Anthony 11-28-2011 03:37 PM

Re: How good would Aluminum armor be?
 
Quote:

Originally Posted by starslayer (Post 1285132)
While your timeline is correct, the reasons are not exact. Aluminum was barely in the range of 'applied theroy' in the 1800s and would not be processed in any reasonable form until the mid 1850s.

The non-electrolysis process invented in the mid 1850s (Deville's modification of the Wöhler process) required metallic sodium. Metallic sodium was not isolated until 1807 -- via electrolysis (the Wöhler process used potassium, also isolated in 1807). Production of aluminum without electrolysis requires a stronger reducing agent than aluminum, and there are no alkali or alkaline earth metals that occur naturally (carbon can pull oxygen off of iron, but not off of aluminum).

sir_pudding 11-28-2011 04:01 PM

Re: How good would Aluminum armor be?
 
Quote:

Originally Posted by Anthony (Post 1285145)
Production of aluminum without electrolysis requires a stronger reducing agent than aluminum, and there are no alkali or alkaline earth metals that occur naturally (carbon can pull oxygen off of iron, but not off of aluminum).

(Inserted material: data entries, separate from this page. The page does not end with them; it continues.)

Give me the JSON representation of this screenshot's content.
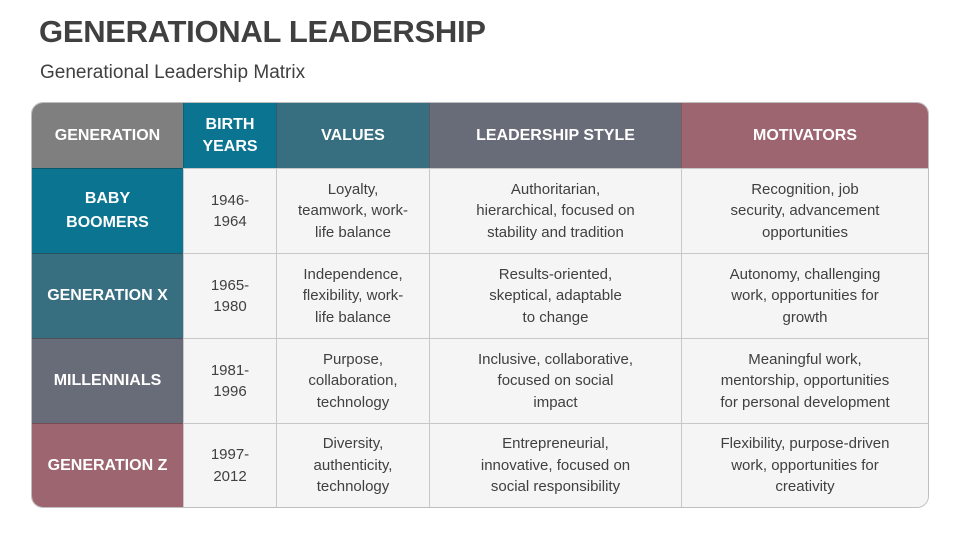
{
  "header": {
    "title": "GENERATIONAL LEADERSHIP",
    "subtitle": "Generational Leadership Matrix"
  },
  "colors": {
    "gray": "#7f7f7f",
    "teal": "#0b7490",
    "slate_teal": "#376f80",
    "slate": "#686c78",
    "rose": "#9c6570",
    "cell_bg": "#f5f5f5",
    "grid_line": "#c8c8c8",
    "text": "#404040"
  },
  "matrix": {
    "columns": [
      {
        "label": "GENERATION",
        "color": "#7f7f7f"
      },
      {
        "label": "BIRTH\nYEARS",
        "color": "#0b7490"
      },
      {
        "label": "VALUES",
        "color": "#376f80"
      },
      {
        "label": "LEADERSHIP STYLE",
        "color": "#686c78"
      },
      {
        "label": "MOTIVATORS",
        "color": "#9c6570"
      }
    ],
    "rows": [
      {
        "generation": "BABY\nBOOMERS",
        "color": "#0b7490",
        "birth_years": "1946-\n1964",
        "values": "Loyalty,\nteamwork, work-\nlife balance",
        "leadership_style": "Authoritarian,\nhierarchical, focused on\nstability and tradition",
        "motivators": "Recognition, job\nsecurity, advancement\nopportunities"
      },
      {
        "generation": "GENERATION X",
        "color": "#376f80",
        "birth_years": "1965-\n1980",
        "values": "Independence,\nflexibility, work-\nlife balance",
        "leadership_style": "Results-oriented,\nskeptical, adaptable\nto change",
        "motivators": "Autonomy, challenging\nwork, opportunities for\ngrowth"
      },
      {
        "generation": "MILLENNIALS",
        "color": "#686c78",
        "birth_years": "1981-\n1996",
        "values": "Purpose,\ncollaboration,\ntechnology",
        "leadership_style": "Inclusive, collaborative,\nfocused on social\nimpact",
        "motivators": "Meaningful work,\nmentorship, opportunities\nfor personal development"
      },
      {
        "generation": "GENERATION Z",
        "color": "#9c6570",
        "birth_years": "1997-\n2012",
        "values": "Diversity,\nauthenticity,\ntechnology",
        "leadership_style": "Entrepreneurial,\ninnovative, focused on\nsocial responsibility",
        "motivators": "Flexibility, purpose-driven\nwork, opportunities for\ncreativity"
      }
    ]
  }
}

Aluminum has an oxidation number of 3, there are stronger oxidizers (the Group IVA-VIIA metals). Are you saying that they don't occur naturally in any form that would be useable for this? I'm assuming that's the case, or I really don't understand oxidation-reduction (and I really thought I did).

Anthony 11-28-2011 04:15 PM

Re: How good would Aluminum armor be?
 
Quote:

Originally Posted by sir_pudding (Post 1285158)
Aluminum has an oxidation number of 3, there are stronger oxidizers (the Group IVA-VIIA metals). Are you saying that they don't occur naturally in any form that would be useable for this?

You want reduction potential, not number (on that table, the top is strong oxidizers, the bottom is strong reducers). All of the stronger reducing agents are alkalines or alkaline earths, and do not occur in pure form in nature.